The answer to the question of whether or not you can split your capital gain with your spouse depends on whether or not you shared in the purchase of the investment in the first place and how much your spouse contributed.
You can’t just split a capital gain 50/50 with your spouse.
This is because of the Attribution Rules, tax rules which have been especially created to limit income splitting (shifting income from a family member with a higher income to a family member with a lower income to reduce the overall tax a family has to pay).
Simply stated, the Attribution Rules say that when you transfer or loan property to your spouse (or to a trust in which your spouse has a beneficial interest), any income or loss from that property is deemed to be yours for a taxation year.
So when you transfer or loan a property to your spouse, the Attribution Rules attribute the income from the property back to the individual who may have transferred or loaned the property to split income – namely, you.
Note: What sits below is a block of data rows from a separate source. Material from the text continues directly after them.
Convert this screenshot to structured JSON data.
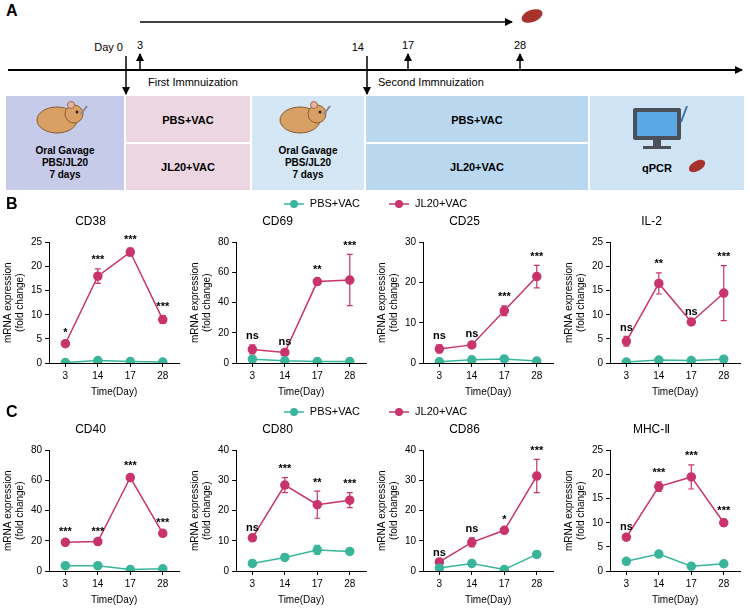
{
  "figure": {
    "panel_labels": [
      "A",
      "B",
      "C"
    ]
  },
  "diagram": {
    "timepoints": [
      "Day 0",
      "3",
      "14",
      "17",
      "28"
    ],
    "phases": [
      "First Immnuization",
      "Second Immnuization"
    ],
    "boxes": [
      {
        "lines": [
          "Oral Gavage",
          "PBS/JL20",
          "7 days"
        ]
      },
      {
        "groups": [
          "PBS+VAC",
          "JL20+VAC"
        ]
      },
      {
        "lines": [
          "Oral Gavage",
          "PBS/JL20",
          "7 days"
        ]
      },
      {
        "groups": [
          "PBS+VAC",
          "JL20+VAC"
        ]
      },
      {
        "lines": [
          "qPCR"
        ]
      }
    ]
  },
  "chart_data": [
    {
      "type": "line",
      "title": "CD38",
      "x_label": "Time(Day)",
      "y_label": "mRNA expression (fold change)",
      "categories": [
        "3",
        "14",
        "17",
        "28"
      ],
      "ylim": [
        0,
        25
      ],
      "yticks": [
        0,
        5,
        10,
        15,
        20,
        25
      ],
      "grid": false,
      "marker": "circle",
      "legend": "top",
      "annotations": [
        "*",
        "***",
        "***",
        "***"
      ],
      "series": [
        {
          "name": "PBS+VAC",
          "color": "#3ab59c",
          "values": [
            0.1,
            0.5,
            0.3,
            0.2
          ],
          "errors": [
            0.2,
            0.3,
            0.2,
            0.2
          ]
        },
        {
          "name": "JL20+VAC",
          "color": "#c8346b",
          "values": [
            4,
            18,
            23,
            9
          ],
          "errors": [
            0.5,
            1.5,
            0.8,
            0.8
          ]
        }
      ]
    },
    {
      "type": "line",
      "title": "CD69",
      "x_label": "Time(Day)",
      "y_label": "mRNA expression (fold change)",
      "categories": [
        "3",
        "14",
        "17",
        "28"
      ],
      "ylim": [
        0,
        80
      ],
      "yticks": [
        0,
        20,
        40,
        60,
        80
      ],
      "grid": false,
      "marker": "circle",
      "annotations": [
        "ns",
        "ns",
        "**",
        "***"
      ],
      "series": [
        {
          "name": "PBS+VAC",
          "color": "#3ab59c",
          "values": [
            2.5,
            1.5,
            1,
            1
          ],
          "errors": [
            0.5,
            0.4,
            0.3,
            0.3
          ]
        },
        {
          "name": "JL20+VAC",
          "color": "#c8346b",
          "values": [
            9,
            7,
            54,
            55
          ],
          "errors": [
            3,
            1,
            2,
            17
          ]
        }
      ]
    },
    {
      "type": "line",
      "title": "CD25",
      "x_label": "Time(Day)",
      "y_label": "mRNA expression (fold change)",
      "categories": [
        "3",
        "14",
        "17",
        "28"
      ],
      "ylim": [
        0,
        30
      ],
      "yticks": [
        0,
        10,
        20,
        30
      ],
      "grid": false,
      "marker": "circle",
      "annotations": [
        "ns",
        "ns",
        "***",
        "***"
      ],
      "series": [
        {
          "name": "PBS+VAC",
          "color": "#3ab59c",
          "values": [
            0.3,
            0.8,
            1,
            0.5
          ],
          "errors": [
            0.2,
            0.2,
            0.2,
            0.2
          ]
        },
        {
          "name": "JL20+VAC",
          "color": "#c8346b",
          "values": [
            3.5,
            4.5,
            13,
            21.5
          ],
          "errors": [
            1,
            0.5,
            1.2,
            2.8
          ]
        }
      ]
    },
    {
      "type": "line",
      "title": "IL-2",
      "x_label": "Time(Day)",
      "y_label": "mRNA expression (fold change)",
      "categories": [
        "3",
        "14",
        "17",
        "28"
      ],
      "ylim": [
        0,
        25
      ],
      "yticks": [
        0,
        5,
        10,
        15,
        20,
        25
      ],
      "grid": false,
      "marker": "circle",
      "annotations": [
        "ns",
        "**",
        "ns",
        "***"
      ],
      "series": [
        {
          "name": "PBS+VAC",
          "color": "#3ab59c",
          "values": [
            0.2,
            0.6,
            0.5,
            0.8
          ],
          "errors": [
            0.1,
            0.2,
            0.2,
            0.2
          ]
        },
        {
          "name": "JL20+VAC",
          "color": "#c8346b",
          "values": [
            4.5,
            16.5,
            8.5,
            14.5
          ],
          "errors": [
            1,
            2.2,
            0.3,
            5.7
          ]
        }
      ]
    },
    {
      "type": "line",
      "title": "CD40",
      "x_label": "Time(Day)",
      "y_label": "mRNA expression (fold change)",
      "categories": [
        "3",
        "14",
        "17",
        "28"
      ],
      "ylim": [
        0,
        80
      ],
      "yticks": [
        0,
        20,
        40,
        60,
        80
      ],
      "grid": false,
      "marker": "circle",
      "legend": "top",
      "annotations": [
        "***",
        "***",
        "***",
        "***"
      ],
      "series": [
        {
          "name": "PBS+VAC",
          "color": "#3ab59c",
          "values": [
            3.5,
            3.5,
            1,
            1.5
          ],
          "errors": [
            0.5,
            0.5,
            0.3,
            0.3
          ]
        },
        {
          "name": "JL20+VAC",
          "color": "#c8346b",
          "values": [
            19,
            19.5,
            62,
            25
          ],
          "errors": [
            1,
            1,
            2,
            1
          ]
        }
      ]
    },
    {
      "type": "line",
      "title": "CD80",
      "x_label": "Time(Day)",
      "y_label": "mRNA expression (fold change)",
      "categories": [
        "3",
        "14",
        "17",
        "28"
      ],
      "ylim": [
        0,
        40
      ],
      "yticks": [
        0,
        10,
        20,
        30,
        40
      ],
      "grid": false,
      "marker": "circle",
      "annotations": [
        "ns",
        "***",
        "**",
        "***"
      ],
      "series": [
        {
          "name": "PBS+VAC",
          "color": "#3ab59c",
          "values": [
            2.5,
            4.5,
            7,
            6.5
          ],
          "errors": [
            0.3,
            0.5,
            1.5,
            0.5
          ]
        },
        {
          "name": "JL20+VAC",
          "color": "#c8346b",
          "values": [
            11,
            28.5,
            22,
            23.5
          ],
          "errors": [
            0.5,
            2.5,
            4.5,
            2.5
          ]
        }
      ]
    },
    {
      "type": "line",
      "title": "CD86",
      "x_label": "Time(Day)",
      "y_label": "mRNA expression (fold change)",
      "categories": [
        "3",
        "14",
        "17",
        "28"
      ],
      "ylim": [
        0,
        40
      ],
      "yticks": [
        0,
        10,
        20,
        30,
        40
      ],
      "grid": false,
      "marker": "circle",
      "annotations": [
        "ns",
        "ns",
        "*",
        "***"
      ],
      "series": [
        {
          "name": "PBS+VAC",
          "color": "#3ab59c",
          "values": [
            1,
            2.5,
            0.5,
            5.5
          ],
          "errors": [
            0.2,
            0.3,
            0.2,
            0.3
          ]
        },
        {
          "name": "JL20+VAC",
          "color": "#c8346b",
          "values": [
            3,
            9.5,
            13.5,
            31.5
          ],
          "errors": [
            0.3,
            1.5,
            0.5,
            5.5
          ]
        }
      ]
    },
    {
      "type": "line",
      "title": "MHC-Ⅱ",
      "x_label": "Time(Day)",
      "y_label": "mRNA expression (fold change)",
      "categories": [
        "3",
        "14",
        "17",
        "28"
      ],
      "ylim": [
        0,
        25
      ],
      "yticks": [
        0,
        5,
        10,
        15,
        20,
        25
      ],
      "grid": false,
      "marker": "circle",
      "annotations": [
        "ns",
        "***",
        "***",
        "***"
      ],
      "series": [
        {
          "name": "PBS+VAC",
          "color": "#3ab59c",
          "values": [
            2,
            3.5,
            1,
            1.5
          ],
          "errors": [
            0.2,
            0.3,
            0.2,
            0.2
          ]
        },
        {
          "name": "JL20+VAC",
          "color": "#c8346b",
          "values": [
            7,
            17.5,
            19.5,
            10
          ],
          "errors": [
            0.3,
            1,
            2.5,
            0.7
          ]
        }
      ]
    }
  ]
}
And as the owner, you are the person accountable for any capital gain or loss on the sale of the property.
You can read the details about the Attribution Rules in the Canada Revenue Agency’s IT511R – Interspousal and Certain Other Transfers and Loans of Property.
The general rule, then, is that you declare your capital gain based on the proportion of your investment at the time you made the investment.
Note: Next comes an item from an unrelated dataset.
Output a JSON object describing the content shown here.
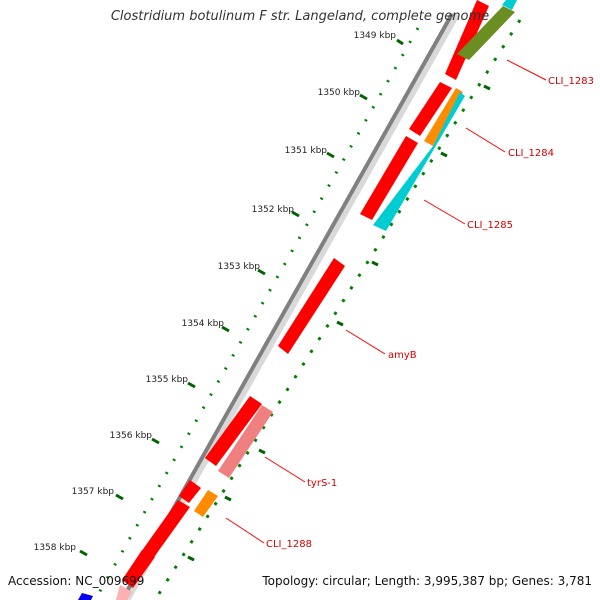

For example, if you bought 200 shares of stock and then sold them, realizing a capital gain, all of the capital gain would have to be declared on your income tax because you are the one and only person who paid for the stock.
If, on the other hand, you and your spouse bought 200 shares of stock, and you paid 75 percent of the purchase price while your spouse paid 25 percent of the purchase price, you would declare 75 percent of the capital gain on your income tax and your spouse would claim the other 25 percent.
Having a joint bank account doesn’t affect the rule in the slightest; the capital gain still has to be split depending on the original contribution of each spouse.
Splitting the income from a capital gain then, is possible, as long as you have the foresight to think ahead to your taxes when you decide to purchase capital property such as stocks or real estate and arrange the split of the purchase price accordingly.